Lahore's Mayo School of Arts, as the National College of Arts (NCA) was called then, was Pakistan's equivalent of London's South Kensington School of Design (presently Royal College of Art, UK). One of the last of the four colonial art schools established in India, the others being in Calcutta, Bombay and Madras, the Mayo School of Arts was founded in 1875 to perpetuate the memory of the Lord Earl of Mayo, the only Indian Viceroy to be murdered while in office. Established by Rudyard Kipling's father Lockwood Kipling, the school had on its staff some of the most renowned names in the Indian art world, such as Ram Singh, Percy Brown, Lionel Heath, S. N. Gupta, B. C. Sanyal and A. R. Chughtai. The Mayo School gave birth to the most celebrated Indian art historical publication in the world, the Journal of Indian Art and Industry. The journal ran 30 illustrated volumes published by London's Imperial Publishers using the most advanced techniques of chromolithography.

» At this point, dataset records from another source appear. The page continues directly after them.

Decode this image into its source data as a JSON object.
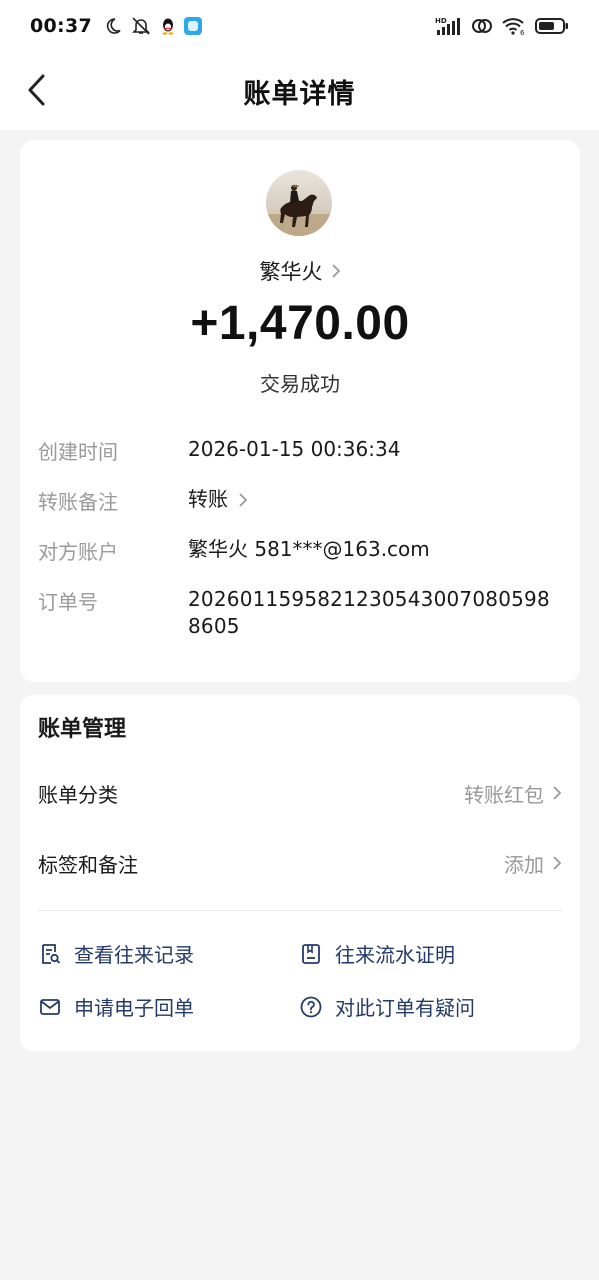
{
  "status_bar": {
    "time": "00:37",
    "hd_label": "HD",
    "wifi_sub": "6",
    "icons": [
      "moon-icon",
      "mute-icon",
      "qq-icon",
      "app-icon",
      "signal-icon",
      "link-icon",
      "wifi-icon",
      "battery-icon"
    ]
  },
  "nav": {
    "title": "账单详情"
  },
  "transaction": {
    "payee": "繁华火",
    "amount": "+1,470.00",
    "status": "交易成功",
    "details": [
      {
        "label": "创建时间",
        "value": "2026-01-15 00:36:34"
      },
      {
        "label": "转账备注",
        "value": "转账"
      },
      {
        "label": "对方账户",
        "value": "繁华火 581***@163.com"
      },
      {
        "label": "订单号",
        "value": "2026011595821230543007080598 8605"
      }
    ]
  },
  "management": {
    "title": "账单管理",
    "rows": [
      {
        "label": "账单分类",
        "value": "转账红包"
      },
      {
        "label": "标签和备注",
        "value": "添加"
      }
    ],
    "actions": [
      {
        "label": "查看往来记录",
        "icon": "record-search-icon"
      },
      {
        "label": "往来流水证明",
        "icon": "statement-icon"
      },
      {
        "label": "申请电子回单",
        "icon": "mail-icon"
      },
      {
        "label": "对此订单有疑问",
        "icon": "question-icon"
      }
    ]
  },
  "colors": {
    "background": "#f4f4f4",
    "card": "#ffffff",
    "action_text": "#233a6a",
    "muted": "#9a9a9a"
  }
}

The pioneers of colonial anthropology in Punjab, the fabled "men on the spot," such as Richard Temple, Denzil Ibbetson and Baden Powell, were associated with the establishment and administration of the Mayo School of Arts. They played a foundational role in the ethnographic reconstruction of artisan castes as suitable boys of "primitive" tribal Punjabi society through administrative reports, exhibition catalogues and gazetteer literature. Constituting the colonial cultural subtext to art education, the colonial discourses provided necessary anthropological foundations for the education of the "primitive" artisans in the industrial art schools of Punjab. Through its pedagogy, the Mayo School also framed the emergence of the Indo-Saracenic school of architecture and patronized the traditional styles of paintings in Punjab.

Despite its strong industrial art agenda, in the early decades of the twentieth century, the Mayo School of Arts was able to give the Indian art world a Punjab School of modern painting. Officially acknowledged in the British Indian Empire Exhibition of 1924, the Punjab School stood apart from the Calcutta School of Indian paintings and comprised largely of drawing masters of the Mayo School. Lionel Heath, a European miniaturist, whose career as the Principal of the Mayo School is overshadowed by his equally illustrious predecessors, was responsible for Mayo School's drift into modern art. Printmaking, graphic design and sculpture made their beginning in the 1930s at the Mayo School under B. C. Sanyal and M. M. Hussain. A. R. Chughtai, one of the most illustrious painters and printmakers of the Punjab School, learnt his skills as a printmaker from the Mayo School. The Mayo School of Art's printing press designed, lithographed and printed hundreds of posters, invitation and greeting cards, calendars, illustrated educational texts, including war publicity posters, by drawing on all the major Western art movements from Arts Nova to Art Deco and Bauhaus.

In the founding decades of Pakistan, to mark the cultural transition from a colonized to an independent national identity, the "old" Mayo School was reorganized and raised as the National College of Arts in 1958. To reflect its role in developing national culture and imparting professional visual art education, the NCA was established on the model of Bauhaus with three main departments in fine art, design and architecture. Some of the most important men in Pakistan's cultural history, such as poet Faiz Ahmed Faiz, painter Shakir Ali, art patron Ghulam Mueenuddin and American sculptor Mark Sponenburgh h, ave been associated with the development of the NCA as the aesthetic center of fine art and design in Pakistan.